Just what did the lady do to feel so black and blue?

Ethel Waters had it all. She toured the world in concert, mixing with the likes of Josephine Baker and Sophie Tucker. She was a star of stage and screen. Just the second black woman ever nominated for an Oscar, fame not so much found her as absorbed her. Consumed her, really.

For beneath all that veneer fluttered the heart of a deeply troubled woman. “Stormy Weather” was less a theme song then the story of her life.

Possessed of low self esteem, Waters would forever deem herself that “bastard from Whore’s Alley.” With fame came resentment at the cheating “white folks” who ran Hollywood and Broadway. Incapable of embracing love, she sought solace in the “unholy trinity … donuts, pig’s feet and apple pie,” eating herself to death.

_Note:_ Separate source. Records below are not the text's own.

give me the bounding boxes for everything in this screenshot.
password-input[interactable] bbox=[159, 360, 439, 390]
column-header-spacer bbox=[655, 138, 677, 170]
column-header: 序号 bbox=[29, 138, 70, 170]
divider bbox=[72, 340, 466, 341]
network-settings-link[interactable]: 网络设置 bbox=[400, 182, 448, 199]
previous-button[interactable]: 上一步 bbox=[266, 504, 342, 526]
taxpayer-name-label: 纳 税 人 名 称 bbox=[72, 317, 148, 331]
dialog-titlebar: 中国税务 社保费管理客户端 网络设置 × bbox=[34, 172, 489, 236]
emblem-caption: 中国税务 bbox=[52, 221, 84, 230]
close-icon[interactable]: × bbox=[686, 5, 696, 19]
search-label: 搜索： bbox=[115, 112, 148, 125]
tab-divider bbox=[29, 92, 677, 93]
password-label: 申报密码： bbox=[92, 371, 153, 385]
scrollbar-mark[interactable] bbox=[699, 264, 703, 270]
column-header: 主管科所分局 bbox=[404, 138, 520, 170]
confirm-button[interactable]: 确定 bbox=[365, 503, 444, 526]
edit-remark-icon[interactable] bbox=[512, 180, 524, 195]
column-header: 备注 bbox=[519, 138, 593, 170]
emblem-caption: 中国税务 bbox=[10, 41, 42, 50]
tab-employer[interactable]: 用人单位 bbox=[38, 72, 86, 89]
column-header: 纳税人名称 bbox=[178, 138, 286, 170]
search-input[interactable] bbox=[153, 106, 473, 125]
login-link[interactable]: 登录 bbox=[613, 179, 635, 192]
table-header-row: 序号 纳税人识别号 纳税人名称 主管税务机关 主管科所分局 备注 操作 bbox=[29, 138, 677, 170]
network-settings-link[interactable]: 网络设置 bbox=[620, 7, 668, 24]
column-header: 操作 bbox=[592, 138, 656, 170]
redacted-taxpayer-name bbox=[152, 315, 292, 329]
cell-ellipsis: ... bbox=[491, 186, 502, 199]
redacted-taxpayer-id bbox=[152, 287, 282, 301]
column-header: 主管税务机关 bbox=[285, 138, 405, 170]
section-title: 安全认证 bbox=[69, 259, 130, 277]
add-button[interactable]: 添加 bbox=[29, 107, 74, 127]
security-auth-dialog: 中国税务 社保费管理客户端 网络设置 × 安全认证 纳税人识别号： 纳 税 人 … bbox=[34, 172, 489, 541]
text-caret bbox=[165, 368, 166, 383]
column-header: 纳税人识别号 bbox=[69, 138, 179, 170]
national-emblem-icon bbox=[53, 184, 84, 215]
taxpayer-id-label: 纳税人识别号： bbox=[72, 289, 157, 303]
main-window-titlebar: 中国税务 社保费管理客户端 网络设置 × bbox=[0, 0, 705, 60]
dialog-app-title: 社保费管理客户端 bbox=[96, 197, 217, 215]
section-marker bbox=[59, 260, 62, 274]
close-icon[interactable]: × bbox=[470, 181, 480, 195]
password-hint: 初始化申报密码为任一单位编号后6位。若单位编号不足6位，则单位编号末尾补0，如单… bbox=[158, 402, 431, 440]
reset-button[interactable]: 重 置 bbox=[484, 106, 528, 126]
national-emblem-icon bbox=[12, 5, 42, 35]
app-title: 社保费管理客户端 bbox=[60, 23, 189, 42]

Oh, and that thing about being a successful black woman? Never, ever tell her that.

“Look at my skin! Does it look black to you?” she’d retort, eyes flashing. “I’m a colored woman.”

The Ethel Waters’ story is tragic, funny and uplifting in equal measures. And it is currently being told at the Actors’ Warehouse in a sparse, moving one-woman show written by Florida playwright Larry Parr.

Even if you are too young to have ever heard of the woman, “Ethel Waters: His Eye Is On The Sparrow,” is a must-see. From street urchin to abused wife to vaudeville extra to the belle of Harlem and toast of Broadway to gospel queen, the life and legend of Ethel Waters is compelling theater.

And listen, had she been around in another era, Gainesville actor Constance Fields might have been Ethel’s understudy. It’s not just a canny physical resemblance; for two remarkable hours Fields lives in Waters’ skin.

As a vocalist Fields does not exactly match the legend — she carries a capable tune but occasionally stumbles and falters through such classics as “Frankie And Johnnie,” “Heatwave,” “Dinah” and, of course, “His Eye Is On The Sparrow.”

But let’s not quibble here. Her real strength is as storyteller par excellence. And her expressive eyes are windows into Ethel’s soul.

They twinkle when she recounts Waters’ brief Catholic school days. The nuns “were all dressed in black and white like a bunch of crows, waiting to peck my eyes out.”

They glisten as she tells of showing up for a booking in Macon, Georgia, just in time to see the aftermath of a young boy’s lynching. “They murdered that lamb.”

They glint wickedly as she recalls being divorced at 14. “Take your choice; either I divorce ya’ or I gotta kill ya’.”

And they are liquid pools of remorse when, much too late in life, she finally comes to grips with her own racism. “Me, a bigot?”

Director Kennan Liston wisely chose to forego elaborate stage settings in favor of a series of simple but effective props — a seemingly endless selection of aprons, fruit-laden headgear, a simple choral robe and so on. Behind the scene, William Powell ably pounds away on a slightly tinny piano that sounds as if it might have seen action in Edmond’s Cellar, Waters’ old stomping grounds.

In its telling, Ethel Waters’ life is a bit like “serving chitlins with caviar,” Fields muses. That turns out to be a tasty dish indeed.